You must make the request in writing. We will respond to you within 30 days, or less if directed by state law, after receiving your written request. In certain situations, we may deny your request. If we do, we will tell you, in writing, why we denied your request. You have the right to have the denial reviewed. We will choose another licensed healthcare professional to review your request and the denial. The person conducting the review will not be the person who denied your first request. You can also request a summary or a copy of the entire medical record as long as you agree to the cost in advance. If your request to see or get a copy of the medical record is approved, we will arrange this in accordance with established policy. Because your PHI is maintained in an electronic health record, you may obtain an electronic copy of your PHI and, if you choose, instruct us to transmit such a copy to an entity or person you designate in a clear, conspicuous and specific manner. Our fee for providing you an electronic copy of your PHI will not exceed our labor costs in responding to your request for the electronic copy (or summary or explanation).

D. You Have the Right to Get a List of Instances of When and to Whom We Have Disclosed Your PHI (“Accounting of Disclosures”).

Upon written request, you may obtain an accounting of certain disclosures of your PHI made by us during any period of time six years prior to the date of your request, except that for requests made on or after January 1, 2011 that relate to treatment, payment or health care operation disclosures from our electronic health record system, the accounting period is three years. Your written request should indicate in what form you want the list (for example, on paper or electronically). If you request an accounting more than once during a twelve (12) month period, we will charge you for the costs involved in fulfilling your additional request. We will inform you of such costs in advance, so that you may modify or withdraw your request to save costs. In addition, we will notify you as required by law if there has been a breach of the security of your PHI.

E. You have the Right to Correct or Update Your PHI.
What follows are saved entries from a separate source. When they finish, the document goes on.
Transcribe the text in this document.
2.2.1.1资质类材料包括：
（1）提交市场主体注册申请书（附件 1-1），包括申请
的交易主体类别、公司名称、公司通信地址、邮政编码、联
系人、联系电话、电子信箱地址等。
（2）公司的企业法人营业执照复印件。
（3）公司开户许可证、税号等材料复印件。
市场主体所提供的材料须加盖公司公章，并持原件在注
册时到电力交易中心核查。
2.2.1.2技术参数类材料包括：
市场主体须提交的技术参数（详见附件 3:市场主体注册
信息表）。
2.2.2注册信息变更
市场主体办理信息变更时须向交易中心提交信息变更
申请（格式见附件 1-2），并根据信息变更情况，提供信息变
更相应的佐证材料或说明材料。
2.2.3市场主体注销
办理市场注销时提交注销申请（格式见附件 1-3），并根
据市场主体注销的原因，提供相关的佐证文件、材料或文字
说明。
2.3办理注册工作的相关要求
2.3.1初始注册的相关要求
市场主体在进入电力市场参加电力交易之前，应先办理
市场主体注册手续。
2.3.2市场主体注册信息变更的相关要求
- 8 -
If you believe there is a mistake in your PHI or that a piece of important information is missing, you have the right to request that we correct the existing or add the missing information. We can do this for as long as the information is retained by our practice. You must provide the request and your reason for the request in writing. We will respond within 60 days, or less if directed by state law, of receiving your request. If we approve your request, we will make the change to your PHI, tell you that we have done it, and tell others that need to know about the change or amendment to your PHI. If we deny your request, our written denial will state our reasons and explain your right to file a written statement of disagreement. If you do not file a written statement of disagreement, you have the right to request that your request and our denial be attached to all future uses or releases of your PHI.
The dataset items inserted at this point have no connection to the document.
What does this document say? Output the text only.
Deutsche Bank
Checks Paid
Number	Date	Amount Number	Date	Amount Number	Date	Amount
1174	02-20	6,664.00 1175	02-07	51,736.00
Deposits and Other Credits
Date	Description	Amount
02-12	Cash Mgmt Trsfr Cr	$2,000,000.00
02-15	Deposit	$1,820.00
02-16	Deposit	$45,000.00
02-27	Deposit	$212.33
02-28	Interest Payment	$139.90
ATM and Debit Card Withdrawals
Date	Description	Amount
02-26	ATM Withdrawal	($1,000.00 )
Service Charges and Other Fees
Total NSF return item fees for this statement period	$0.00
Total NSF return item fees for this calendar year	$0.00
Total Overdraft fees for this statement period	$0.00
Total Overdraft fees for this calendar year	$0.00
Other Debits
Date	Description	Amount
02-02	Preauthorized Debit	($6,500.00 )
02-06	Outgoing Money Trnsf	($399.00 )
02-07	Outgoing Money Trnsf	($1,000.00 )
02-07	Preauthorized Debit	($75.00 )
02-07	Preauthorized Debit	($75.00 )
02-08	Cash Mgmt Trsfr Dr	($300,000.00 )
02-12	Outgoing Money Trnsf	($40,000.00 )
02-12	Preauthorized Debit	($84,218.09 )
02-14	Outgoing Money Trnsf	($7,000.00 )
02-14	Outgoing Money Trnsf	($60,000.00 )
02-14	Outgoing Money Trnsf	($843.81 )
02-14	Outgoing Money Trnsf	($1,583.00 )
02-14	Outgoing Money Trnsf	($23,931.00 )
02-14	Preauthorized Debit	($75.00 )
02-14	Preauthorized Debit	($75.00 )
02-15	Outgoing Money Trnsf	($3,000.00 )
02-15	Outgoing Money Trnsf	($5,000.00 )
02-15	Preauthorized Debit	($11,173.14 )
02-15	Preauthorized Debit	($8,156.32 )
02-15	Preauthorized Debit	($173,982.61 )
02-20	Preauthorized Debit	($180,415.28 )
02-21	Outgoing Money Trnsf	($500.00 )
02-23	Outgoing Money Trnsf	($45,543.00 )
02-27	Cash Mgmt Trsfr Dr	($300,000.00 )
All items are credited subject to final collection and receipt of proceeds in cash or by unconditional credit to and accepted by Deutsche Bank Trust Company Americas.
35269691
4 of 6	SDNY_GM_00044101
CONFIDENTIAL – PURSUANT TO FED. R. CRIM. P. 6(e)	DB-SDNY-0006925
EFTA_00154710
F. Right to Addendum. If you are a California resident, you have the right to submit a 250 word addendum about anything in your record you disagree with. If you tell us to, we will put this addendum in your medical record. We may add a written rebuttal to the addendum and we will supply you with a copy of this rebuttal.

G. You have the Right to Get This Privacy Notice by email, as well as paper. You may ask us to give you a copy of this notice at any time. Even if you have agreed to receive this notice electronically, you are still entitled to a paper copy of this notice.

H. Please submit all requests to view and or obtain a copy of your medical record, to obtain a list of disclosures, or to amend or correct your PHI to:
Nicole Kelleher M.D. At Name Title +1 818 575 6351

If you think that we may have violated your privacy rights, or you disagree with a decision we made about access to your PHI, you may file a complaint with the practice listed above or you can file a complaint with the Privacy Officer or with the Secretary of Health and Human Services. There will be no retaliation for filing a complaint. If you have questions or would like additional information about our privacy practices, you may contact our Privacy Office at 2950 Buskirk Avenue, Suite 300
Walnut Creek, CA 94597 or +1 818 575 6351

This notice went into effect on October 20, 2020.